Was diese spezielle Zeit mit mir anstellt (3)
Lieblingsbücher sind ganz spezielle Bücher, nicht zwingend “die wichtigen”, nicht unbedingt jene, die “einen geprägt” haben, Bücher halt, die man noch mehr liebt als die anderen – und mit denen meist eine Geschichte verknüpft ist, eine Erinnerung, die eine bessere Chance hat, wieder wach zu werden in Zeiten wie dieser. Lieblingsbuch 2/10 …
«Tom Sawyer» und «Die Abenteuer des Huckleberry Finn» waren meine Lieblingsbücher schlechthin in meiner frühen Jugend. Natürlich waren es die Abenteuer und die Streiche, aber auch die ferne, unbekannte Welt – ganz anders als jene von Winnetou und Old Shatterhand –, die eine immense Faszination ausübten. Noch dazu waren die Helden Lausebengel fast «wie du und ich». Wir konnten uns ja nicht schnell im Internet eine Dokumentation über den Mississippi oder wenigstens Fotos ansehen, und Fernsehen gab es zumindest bei uns zu Hause auch noch nicht, also träumte man sich in die Landschaften hinein, roch förmlich den Fluss, die Menschen nahmen reale Gestalt an vor dem inneren Auge …
Ja, hier lernte ich das Träumen, wurde die Fantasie beflügelt.
Die hier abgebildete, diese reich illustrierte war nicht meine Lieblingsausgabe des «Tom Sawyer». Ich hatte das Gefühl, die Illustrationen engten die Vorstellung ein, gaukelten eine Realität und die Gestalt von Personen vor, die in Tat und Wahrheit ganz anders aussähen. Und obendrein misstraute ich dieser «neuen Übersetzung» vielleicht auch deshalb, weil die Schenkende Lehrerin war und das Buch als «jugendgerechte Version» pries.
Also habe ich eventuell an diesem Beispiel auch gesundes Misstrauen gelernt – und die erste Lektion im Recherchieren absolviert, indem ich einige Passagen mit jenen in meinem anderen «Original» verglich.
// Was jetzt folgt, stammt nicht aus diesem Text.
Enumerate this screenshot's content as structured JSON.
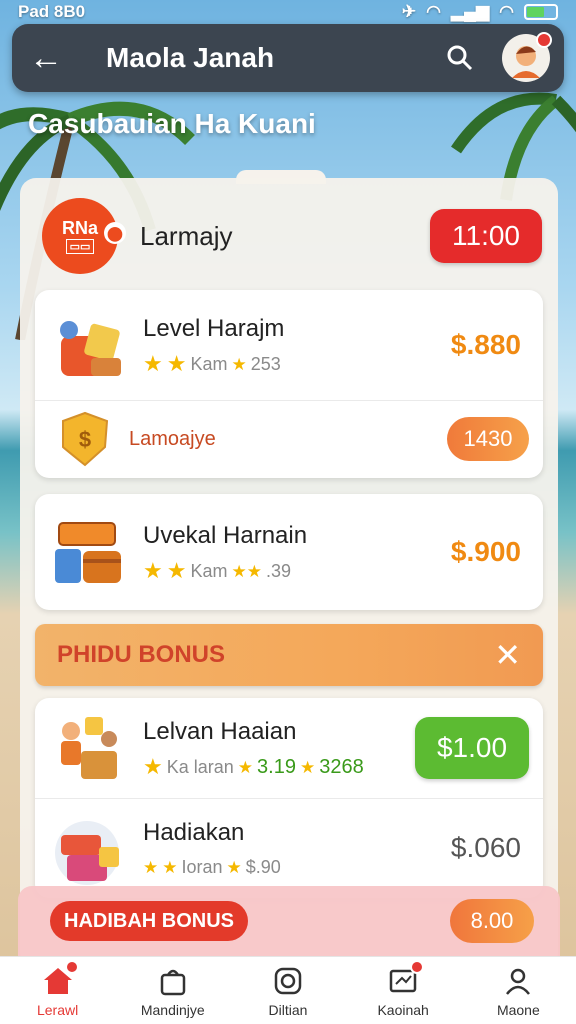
{
  "status_bar": {
    "left_text": "Pad 8B0",
    "battery_level": 0.6
  },
  "app_bar": {
    "title": "Maola Janah"
  },
  "section": {
    "title": "Casubauian Ha Kuani"
  },
  "header": {
    "name": "Larmajy",
    "timer": "11:00",
    "logo_text": "RNa"
  },
  "items": [
    {
      "name": "Level Harajm",
      "meta_label": "Kam",
      "meta_value": "253",
      "price": "$.880"
    },
    {
      "name": "Lamoajye",
      "badge": "1430"
    },
    {
      "name": "Uvekal Harnain",
      "meta_label": "Kam",
      "meta_value": ".39",
      "price": "$.900"
    }
  ],
  "bonus_banner": {
    "label": "PHIDU BONUS"
  },
  "items2": [
    {
      "name": "Lelvan Haaian",
      "meta_label": "Ka laran",
      "meta_value": "3.19",
      "meta_value2": "3268",
      "button": "$1.00"
    },
    {
      "name": "Hadiakan",
      "meta_label": "Ioran",
      "meta_value": "$.90",
      "price": "$.060"
    }
  ],
  "footer_bonus": {
    "tag": "HADIBAH BONUS",
    "value": "8.00"
  },
  "nav": [
    {
      "label": "Lerawl",
      "icon": "home-icon",
      "active": true
    },
    {
      "label": "Mandinjye",
      "icon": "bag-icon"
    },
    {
      "label": "Diltian",
      "icon": "circle-icon"
    },
    {
      "label": "Kaoinah",
      "icon": "message-icon"
    },
    {
      "label": "Maone",
      "icon": "profile-icon"
    }
  ],
  "colors": {
    "accent": "#e52b2b",
    "orange": "#f08a12",
    "green": "#5cbb32",
    "appbar": "#3c4550"
  }
}
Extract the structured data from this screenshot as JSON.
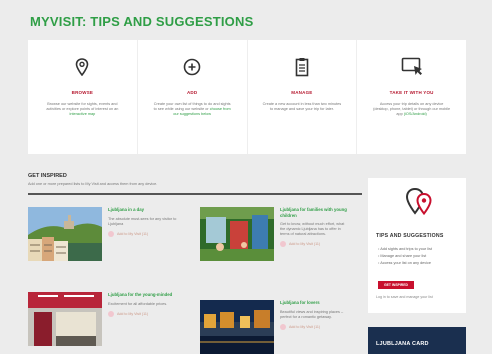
{
  "header": {
    "title": "MYVISIT: TIPS AND SUGGESTIONS"
  },
  "steps": [
    {
      "icon": "map-pin-icon",
      "label": "BROWSE",
      "desc": "Browse our website for sights, events and activities or explore points of interest on an",
      "link": "interactive map"
    },
    {
      "icon": "add-circle-icon",
      "label": "ADD",
      "desc": "Create your own list of things to do and sights to see while using our website or",
      "link": "choose from our suggestions below"
    },
    {
      "icon": "clipboard-icon",
      "label": "MANAGE",
      "desc": "Create a new account in less than two minutes to manage and save your trip for later.",
      "link": ""
    },
    {
      "icon": "tablet-touch-icon",
      "label": "TAKE IT WITH YOU",
      "desc": "Access your trip details on any device (desktop, phone, tablet) or through our mobile app",
      "link": "(iOS/Android)"
    }
  ],
  "inspired": {
    "title": "GET INSPIRED",
    "subtitle": "Add one or more prepared lists to My Visit and access them from any device."
  },
  "cards": [
    {
      "title": "Ljubljana in a day",
      "desc": "The absolute must-sees for any visitor to Ljubljana",
      "add": "Add to My Visit (11)"
    },
    {
      "title": "Ljubljana for families with young children",
      "desc": "Get to know, without much effort, what the dynamic Ljubljana has to offer in terms of natural attractions.",
      "add": "Add to My Visit (11)"
    },
    {
      "title": "Ljubljana for the young-minded",
      "desc": "Excitement for all affordable prices.",
      "add": "Add to My Visit (11)"
    },
    {
      "title": "Ljubljana for lovers",
      "desc": "Beautiful views and inspiring places – perfect for a romantic getaway.",
      "add": "Add to My Visit (11)"
    }
  ],
  "side": {
    "title": "TIPS AND SUGGESTIONS",
    "items": [
      "Add sights and trips to your list",
      "Manage and share your list",
      "Access your list on any device"
    ],
    "button": "GET INSPIRED",
    "login_pre": "Log in to save and manage your list",
    "login_link": ""
  },
  "ljcard": {
    "title": "LJUBLJANA CARD"
  },
  "colors": {
    "green": "#2f9e46",
    "red": "#c8102e",
    "navy": "#1a2f4f"
  }
}
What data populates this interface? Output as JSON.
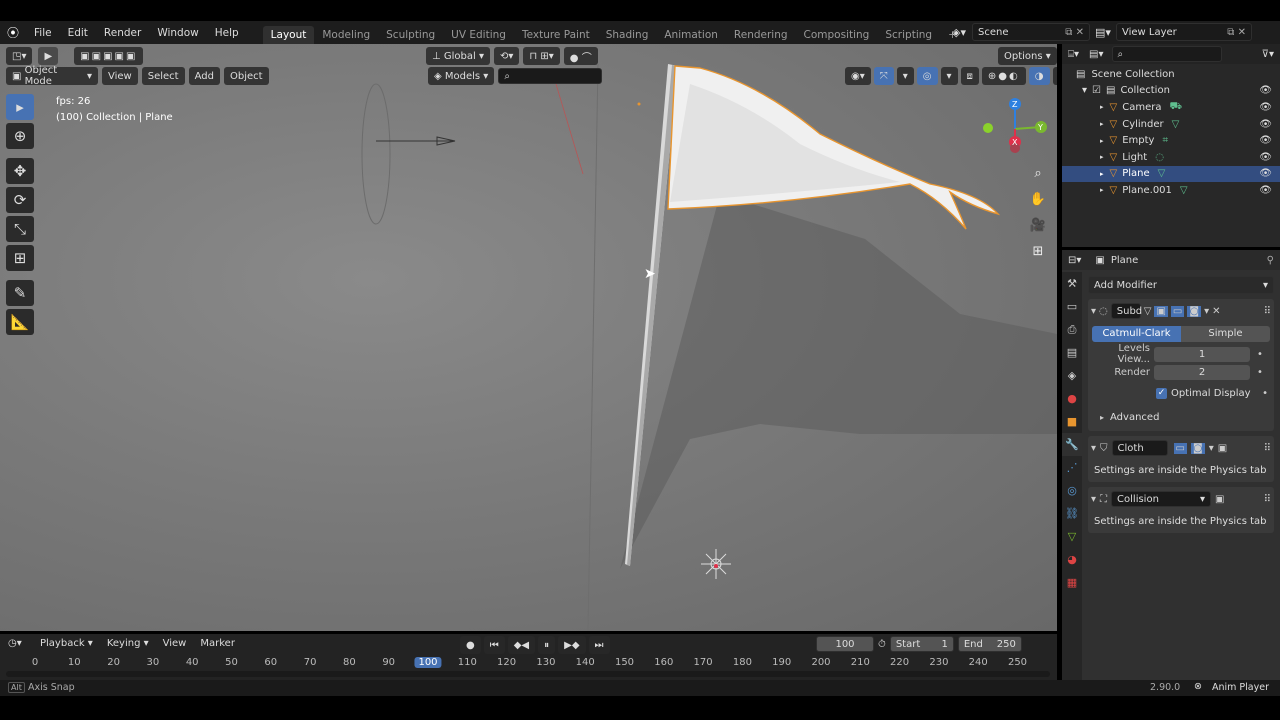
{
  "menubar": {
    "items": [
      "File",
      "Edit",
      "Render",
      "Window",
      "Help"
    ],
    "workspaces": [
      "Layout",
      "Modeling",
      "Sculpting",
      "UV Editing",
      "Texture Paint",
      "Shading",
      "Animation",
      "Rendering",
      "Compositing",
      "Scripting",
      "+"
    ],
    "active_workspace": "Layout",
    "scene": "Scene",
    "view_layer": "View Layer"
  },
  "viewport": {
    "mode": "Object Mode",
    "menus": [
      "View",
      "Select",
      "Add",
      "Object"
    ],
    "transform_orientation": "Global",
    "models_dropdown": "Models",
    "options_label": "Options",
    "overlay_fps": "fps: 26",
    "overlay_context": "(100) Collection | Plane",
    "gizmo_axes": {
      "x": "X",
      "y": "Y",
      "z": "Z"
    }
  },
  "outliner": {
    "root": "Scene Collection",
    "collection": "Collection",
    "items": [
      {
        "name": "Camera",
        "icon": "camera-icon",
        "selected": false
      },
      {
        "name": "Cylinder",
        "icon": "mesh-icon",
        "selected": false
      },
      {
        "name": "Empty",
        "icon": "empty-icon",
        "selected": false
      },
      {
        "name": "Light",
        "icon": "light-icon",
        "selected": false
      },
      {
        "name": "Plane",
        "icon": "mesh-icon",
        "selected": true
      },
      {
        "name": "Plane.001",
        "icon": "mesh-icon",
        "selected": false
      }
    ]
  },
  "properties": {
    "object_name": "Plane",
    "add_modifier": "Add Modifier",
    "subdivision": {
      "name": "Subd",
      "algo_options": [
        "Catmull-Clark",
        "Simple"
      ],
      "active_algo": "Catmull-Clark",
      "levels_viewport_label": "Levels View...",
      "levels_viewport_value": "1",
      "render_label": "Render",
      "render_value": "2",
      "optimal_display_label": "Optimal Display",
      "advanced_label": "Advanced"
    },
    "cloth": {
      "name": "Cloth",
      "note": "Settings are inside the Physics tab"
    },
    "collision": {
      "name": "Collision",
      "note": "Settings are inside the Physics tab"
    }
  },
  "timeline": {
    "menus": [
      "Playback",
      "Keying",
      "View",
      "Marker"
    ],
    "current_frame": "100",
    "start_label": "Start",
    "start_value": "1",
    "end_label": "End",
    "end_value": "250",
    "ruler": [
      "0",
      "10",
      "20",
      "30",
      "40",
      "50",
      "60",
      "70",
      "80",
      "90",
      "100",
      "110",
      "120",
      "130",
      "140",
      "150",
      "160",
      "170",
      "180",
      "190",
      "200",
      "210",
      "220",
      "230",
      "240",
      "250"
    ]
  },
  "statusbar": {
    "hint_key": "Alt",
    "hint": "Axis Snap",
    "version": "2.90.0",
    "app_label": "Anim Player"
  },
  "colors": {
    "accent": "#4772b3",
    "selection": "#334d80",
    "outline": "#e8952f",
    "x_axis": "#e0304a",
    "y_axis": "#7ab82f",
    "z_axis": "#2e80e0"
  }
}
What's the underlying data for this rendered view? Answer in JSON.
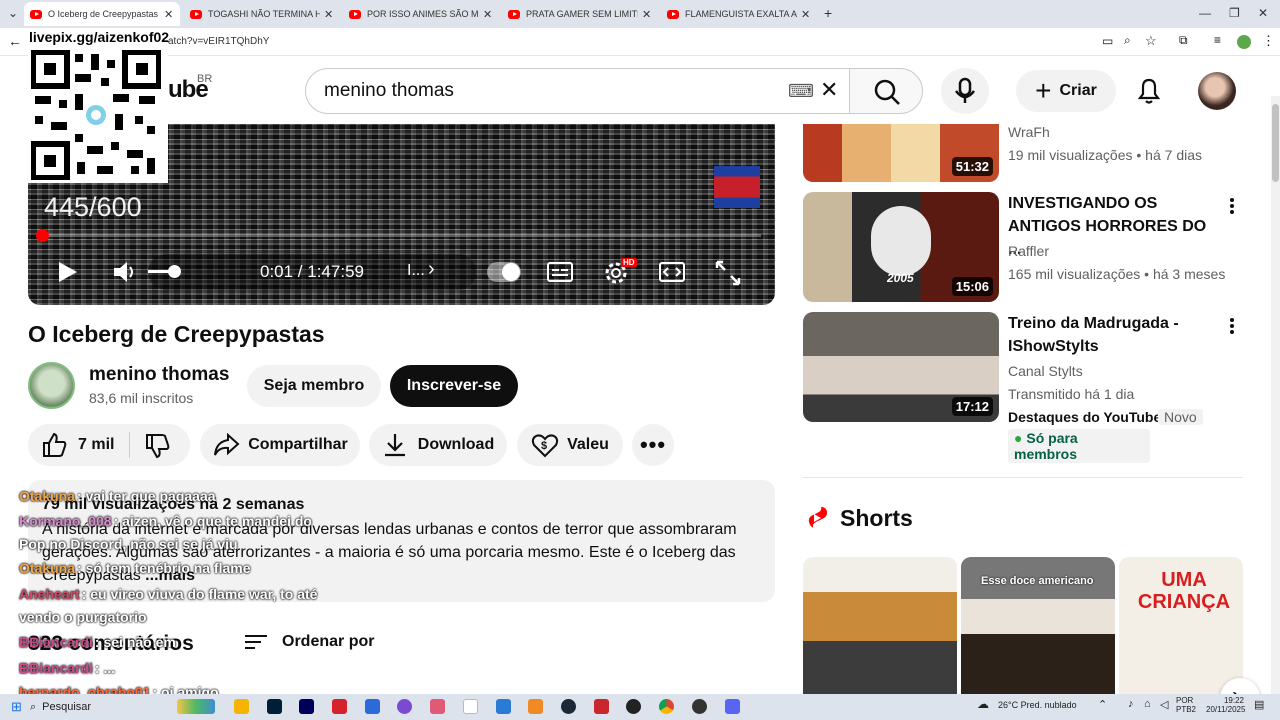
{
  "browser": {
    "tabs": [
      {
        "label": "O Iceberg de Creepypastas - Yo",
        "active": true
      },
      {
        "label": "TOGASHI NÃO TERMINA HUNT",
        "active": false
      },
      {
        "label": "POR ISSO ANIMES SÃO MELHO",
        "active": false
      },
      {
        "label": "PRATA GAMER SEM LIMITES - Y",
        "active": false
      },
      {
        "label": "FLAMENGUISTA EXALTA ARRAS",
        "active": false
      }
    ],
    "url": "atch?v=vEIR1TQhDhY"
  },
  "overlay": {
    "qr_label": "livepix.gg/aizenkof02"
  },
  "header": {
    "logo_suffix": "ube",
    "country": "BR",
    "search_value": "menino thomas",
    "create_label": "Criar"
  },
  "player": {
    "counter": "445/600",
    "time": "0:01 / 1:47:59",
    "chapter": "I...",
    "hd_badge": "HD"
  },
  "video": {
    "title": "O Iceberg de Creepypastas",
    "channel": "menino thomas",
    "subscribers": "83,6 mil inscritos",
    "member_label": "Seja membro",
    "subscribe_label": "Inscrever-se",
    "likes": "7 mil",
    "share_label": "Compartilhar",
    "download_label": "Download",
    "thanks_label": "Valeu",
    "stats": "79 mil visualizações  há 2 semanas",
    "description": "A história da internet é marcada por diversas lendas urbanas e contos de terror que assombraram gerações. Algumas são aterrorizantes - a maioria é só uma porcaria mesmo. Este é o Iceberg das Creepypastas",
    "more_label": "...mais",
    "comments_count": "823 comentários",
    "sort_label": "Ordenar por"
  },
  "chat": [
    {
      "user": "Otakuna",
      "text": ": vai ter que pagaaaa",
      "color": "#f0a64a"
    },
    {
      "user": "Kormano_008",
      "text": ": aizen, vê o que te mandei do",
      "color": "#d98bd0"
    },
    {
      "user": "",
      "text": "Pop no Discord, não sei se já viu",
      "color": "#ffffff"
    },
    {
      "user": "Otakuna",
      "text": ": só tem tenébrio na flame",
      "color": "#f0a64a"
    },
    {
      "user": "Aneheart",
      "text": ": eu vireo viuva do flame war, to até",
      "color": "#d14a6a"
    },
    {
      "user": "",
      "text": "vendo o purgatorio",
      "color": "#ffffff"
    },
    {
      "user": "BBiancardi",
      "text": ": sei não em",
      "color": "#c84d8a"
    },
    {
      "user": "BBiancardi",
      "text": ": ...",
      "color": "#c84d8a"
    },
    {
      "user": "bernardo_obrabo01",
      "text": ": oi amigo",
      "color": "#ff6a3d"
    }
  ],
  "sidebar": {
    "videos": [
      {
        "title": "",
        "channel": "WraFh",
        "meta": "19 mil visualizações • há 7 dias",
        "duration": "51:32"
      },
      {
        "title": "INVESTIGANDO OS ANTIGOS HORRORES DO ...",
        "channel": "Raffler",
        "meta": "165 mil visualizações • há 3 meses",
        "duration": "15:06",
        "thumb_text": "2005"
      },
      {
        "title": "Treino da Madrugada - IShowStylts",
        "channel": "Canal Stylts",
        "meta": "Transmitido há 1 dia",
        "duration": "17:12",
        "extra": "Destaques do YouTube",
        "badge": "Novo",
        "members": "Só para membros"
      }
    ],
    "shorts_title": "Shorts",
    "shorts": [
      {
        "caption": ""
      },
      {
        "caption": "Esse doce americano"
      },
      {
        "caption": "UMA CRIANÇA"
      }
    ]
  },
  "taskbar": {
    "search": "Pesquisar",
    "weather": "26°C  Pred. nublado",
    "lang": "POR",
    "layout": "PTB2",
    "time": "19:22",
    "date": "20/11/2025"
  }
}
Nun soll man, wie man lesen konnte, den Text aus dem 19. Jahrhundert der «politisch korrekten» Sprache des 21. Jahrhunderts angepasst haben. Dies ist eigentlich unerhört, weil damit letztlich auch die Geschichte manipuliert wird. Anstand, Respekt und das Überwinden von Rassismus und Diskriminierung sind überdies nicht das Resultat einer «korrekten Sprache», sondern wären eine Aufgabe von Erziehung und Bildung. Und der richtigen Vorbilder. Wozu der derzeitige Präsident im Land, aus dem «Tom Sawyer» stammt, kaum taugt.